I set up a second, new server. Port is forwarded, firewall exception made.
I can connect using https://(external.ip):32400/web from WAN.
However, app.plex.tv says, “The server “my-new-server” is unreachable. Make sure it’s running, double check your network, and try again.”
Is Plex still having DNS and certificate issues? How long should I wait?
Thanks.
Are you using 2 separate public ports for the port forwards – one for each server?
No, because they are different locations, different WAN IPs.
If I manually specify the default port, the server says, “Fully accessible outside your network.” But it is actually not accessible.
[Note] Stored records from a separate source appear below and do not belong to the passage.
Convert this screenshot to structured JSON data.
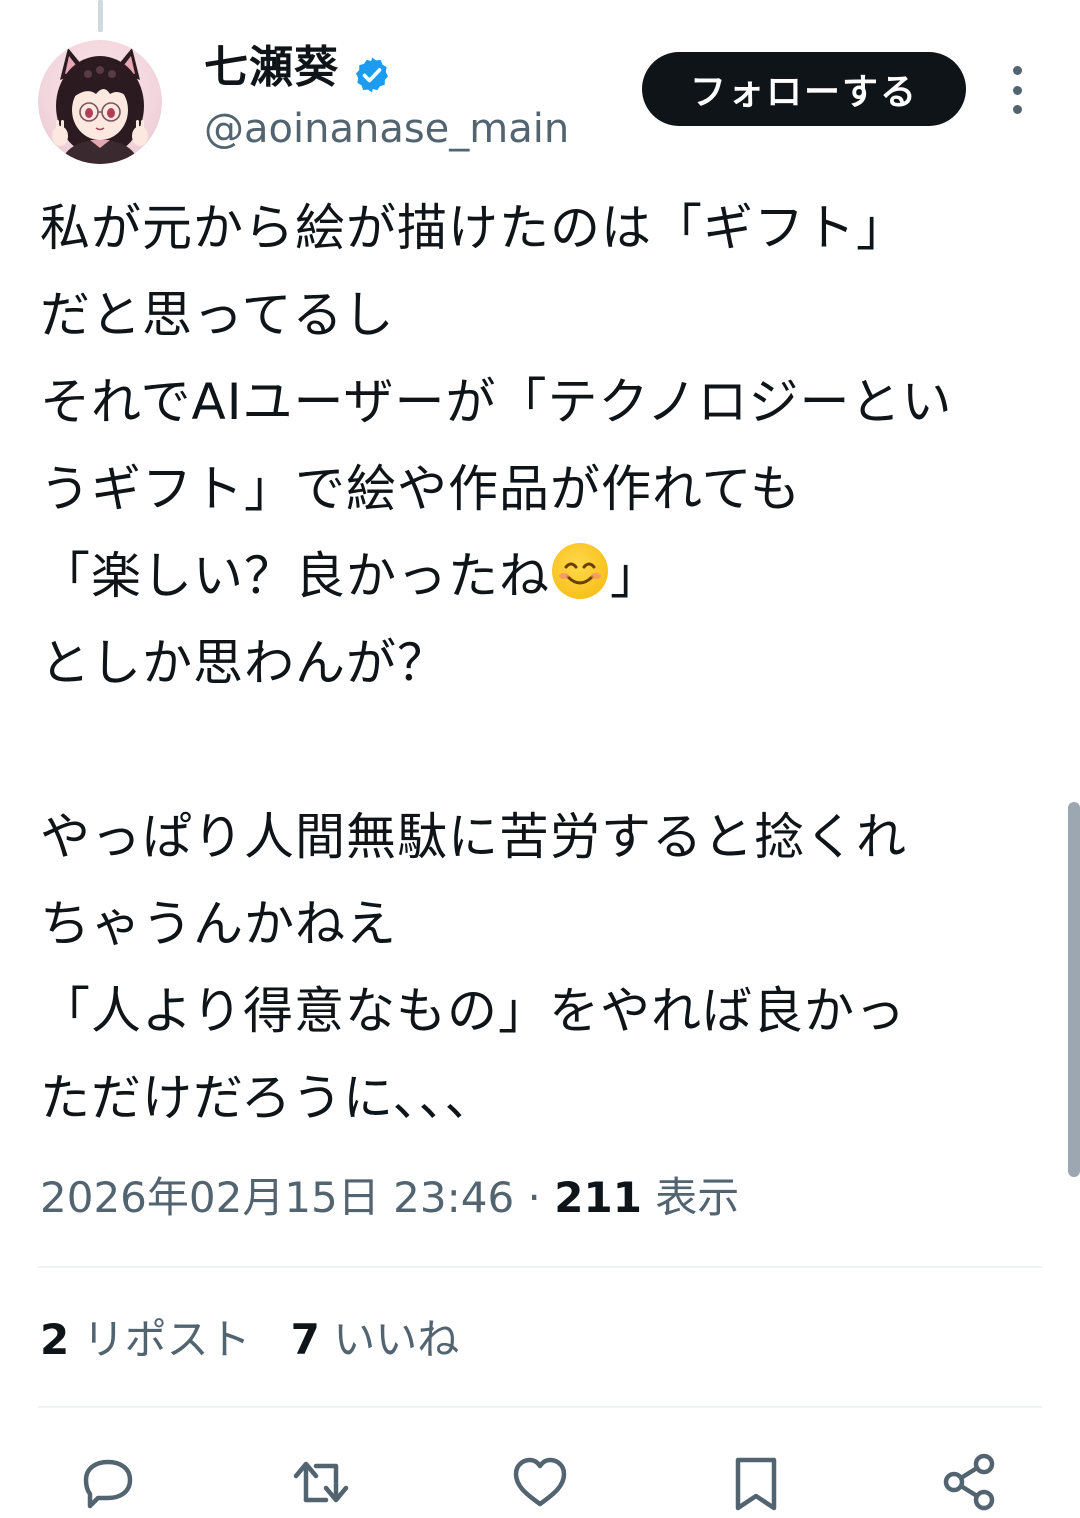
{
  "author": {
    "display_name": "七瀬葵",
    "handle": "@aoinanase_main",
    "verified": true
  },
  "follow_button": {
    "label": "フォローする"
  },
  "tweet": {
    "lines": [
      "私が元から絵が描けたのは「ギフト」",
      "だと思ってるし",
      "それでAIユーザーが「テクノロジーとい",
      "うギフト」で絵や作品が作れても",
      "「楽しい？良かったね",
      "」",
      "としか思わんが？",
      "やっぱり人間無駄に苦労すると捻くれ",
      "ちゃうんかねえ",
      "「人より得意なもの」をやれば良かっ",
      "ただけだろうに、、、"
    ]
  },
  "meta": {
    "timestamp": "2026年02月15日 23:46",
    "separator": "·",
    "views_count": "211",
    "views_label": "表示"
  },
  "stats": {
    "reposts_count": "2",
    "reposts_label": "リポスト",
    "likes_count": "7",
    "likes_label": "いいね"
  },
  "colors": {
    "text": "#0f1419",
    "secondary": "#536471",
    "verified": "#1d9bf0",
    "button_bg": "#0f1419"
  },
  "icons": [
    "reply-icon",
    "retweet-icon",
    "like-icon",
    "bookmark-icon",
    "share-icon"
  ]
}
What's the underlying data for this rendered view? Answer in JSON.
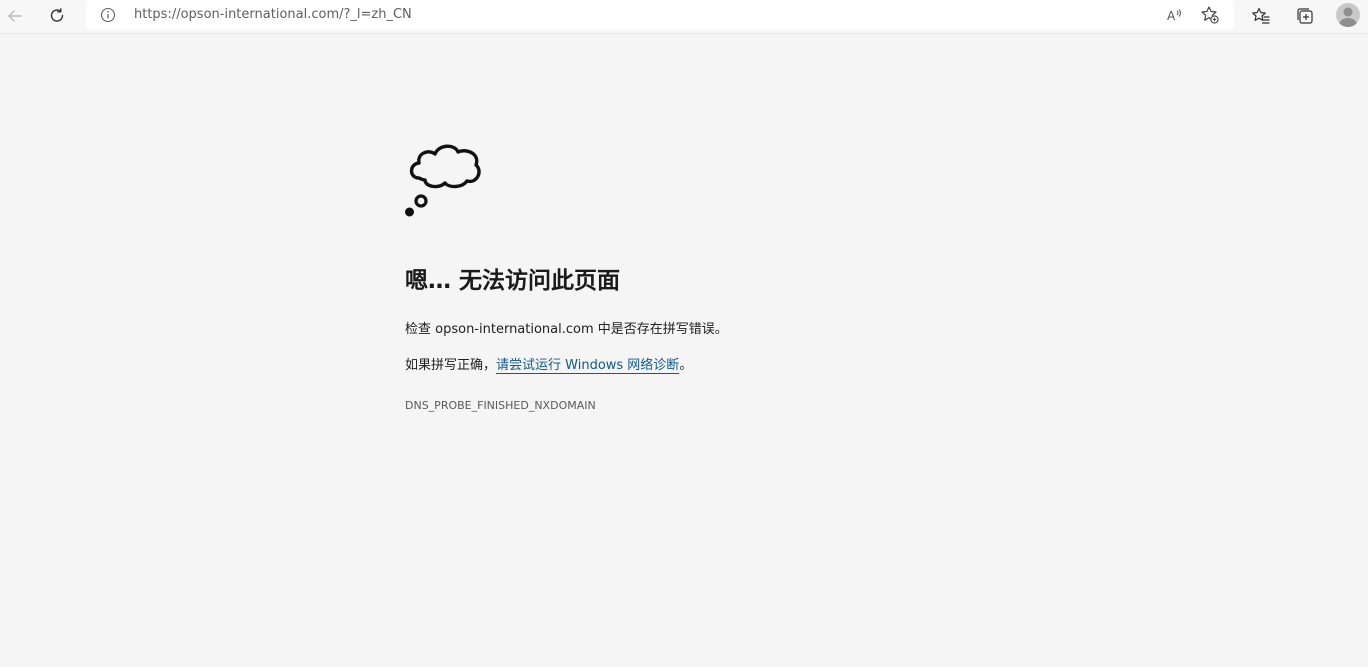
{
  "browser": {
    "url": "https://opson-international.com/?_l=zh_CN",
    "icons": {
      "back": "arrow-left-icon",
      "refresh": "refresh-icon",
      "info": "info-icon",
      "read_aloud": "read-aloud-icon",
      "add_favorite": "add-favorite-icon",
      "favorites": "favorites-icon",
      "collections": "collections-icon",
      "profile": "profile-avatar-icon"
    }
  },
  "error": {
    "icon": "thought-cloud-icon",
    "title": "嗯… 无法访问此页面",
    "check_prefix": "检查 ",
    "domain": "opson-international.com",
    "check_suffix": " 中是否存在拼写错误。",
    "spelling_ok_prefix": "如果拼写正确，",
    "diagnostics_link": "请尝试运行 Windows 网络诊断",
    "spelling_ok_suffix": "。",
    "code": "DNS_PROBE_FINISHED_NXDOMAIN"
  },
  "colors": {
    "page_bg": "#f5f5f5",
    "link": "#0f5a8e",
    "text": "#202020"
  }
}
Seems to be an issue on Plex’s end.
You could take a look at your logs. From what I’ve seen there should be no more certificate issues… however not sure what exact version of PMS you have installed on that secondary server or if I’ve simply overlooked something that’s still open.
I’ve been using the Linuxserver.io Docker image for years, so I just started with the same setup. It should be the latest server version.
Anything specific to look for in the log?
I’ve had these issues a few times over the years and I spend all this time troubleshooting and eventually the DNS/cert issue gets resolved on the other end… So I am hesitant to dig deep.
I’m out of ideas. If someone at Plex can reset my certificate on it, that would be awesome. All other services on that server are fine and secure. That includes https certificates and DNS for Emby and Jellyfin.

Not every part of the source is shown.